Im Jahr 1999 wurde zum ersten Mal von PCV-2-assoziierten
Fruchtbarkeitsstörungen in Kanada berichtet (31), die etwa 8 Jahre nach dem ersten Vorkommen von PMWS in einer neu aufgebauten Herde mit 450 primiparen Sauen auftraten (8). Bei den Jungsauen ergab sich eine massiv erhöhte Rate an Mumien und Totgeburten. Im untersuchten Wurf mit zwei Mumien, zwei mazerierten, drei autolytischen und zwei frischen, toten Feten konnten am Myokard Degenerationserscheinungen, milde Fibrosierungen,
eine nichteitrige Entzündung und immunhistologisch ein hoher
Gehalt an PCV-2-Antigen festgestellt werden. Seither wurden
weltweit weitere Fallberichte veröffentlicht (3, 10, 15, 19).
Nicht nur die experimentelle transuterine Inokulation von
PCV-2 in Feten (9, 22, 33), sondern auch die künstliche Besamung mit PCV-2-versetztem Sperma (11) sowie die experimentelle intranasale Infektion trächtiger Sauen mit PCV-2 (14, 17) führten zu einer Infektion der Feten mit Virusvermehrung, Organläsionen und Absterben von Feten. Somit gehört PCV-2 in die Liste der Viren, die eine transplazentare Infektion und Fruchtbarkeitsprobleme
verursachen können (18).
In der Schweiz fand die PMWS-Epizootie erst gegen Ende des
Jahres 2003 statt und erreichte etwa 4 Jahre später ihren Höhepunkt.
Sie war mit einer drastischen Verschiebung vom PCV-2azum
PCV-2b-Genotyp assoziiert (32). Im Herbst 2008 wurde in
der Schweiz erstmals in Mumien, die negativ für PPV getestet
waren, PCV-2 als Ursache für Fruchtbarkeitsstörungen nachgewiesen.
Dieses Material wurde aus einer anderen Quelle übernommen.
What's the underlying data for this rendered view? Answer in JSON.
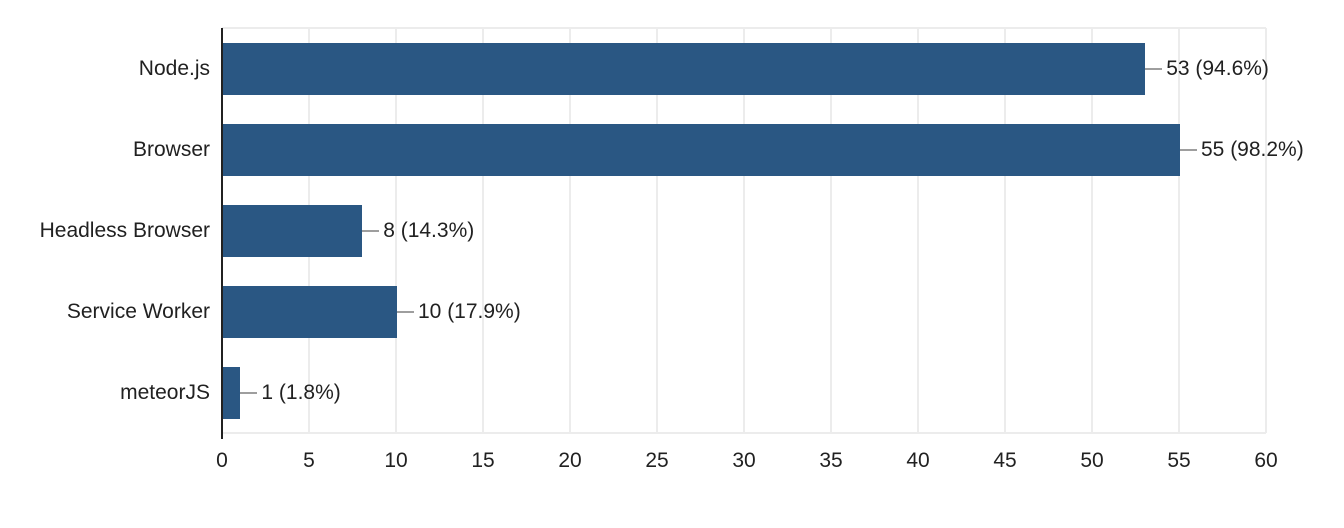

Diese Fälle werden im Folgenden näher beschrieben.
Die Schweiz war damals und ist heute nach wie vor amtlich frei von PRRS, Aujeszky’scher Krankheit und Schweinepest (30), sodass die Routinediagnostik keine Untersuchungen zum Nachweis der dafür verantwortlichen Erreger beinhaltet. Freiheit von diesen Krankheiten wird jährlich vom Bundesamt für Veterinärwesen durch serologische Untersuchung einer Stichprobe überprüft.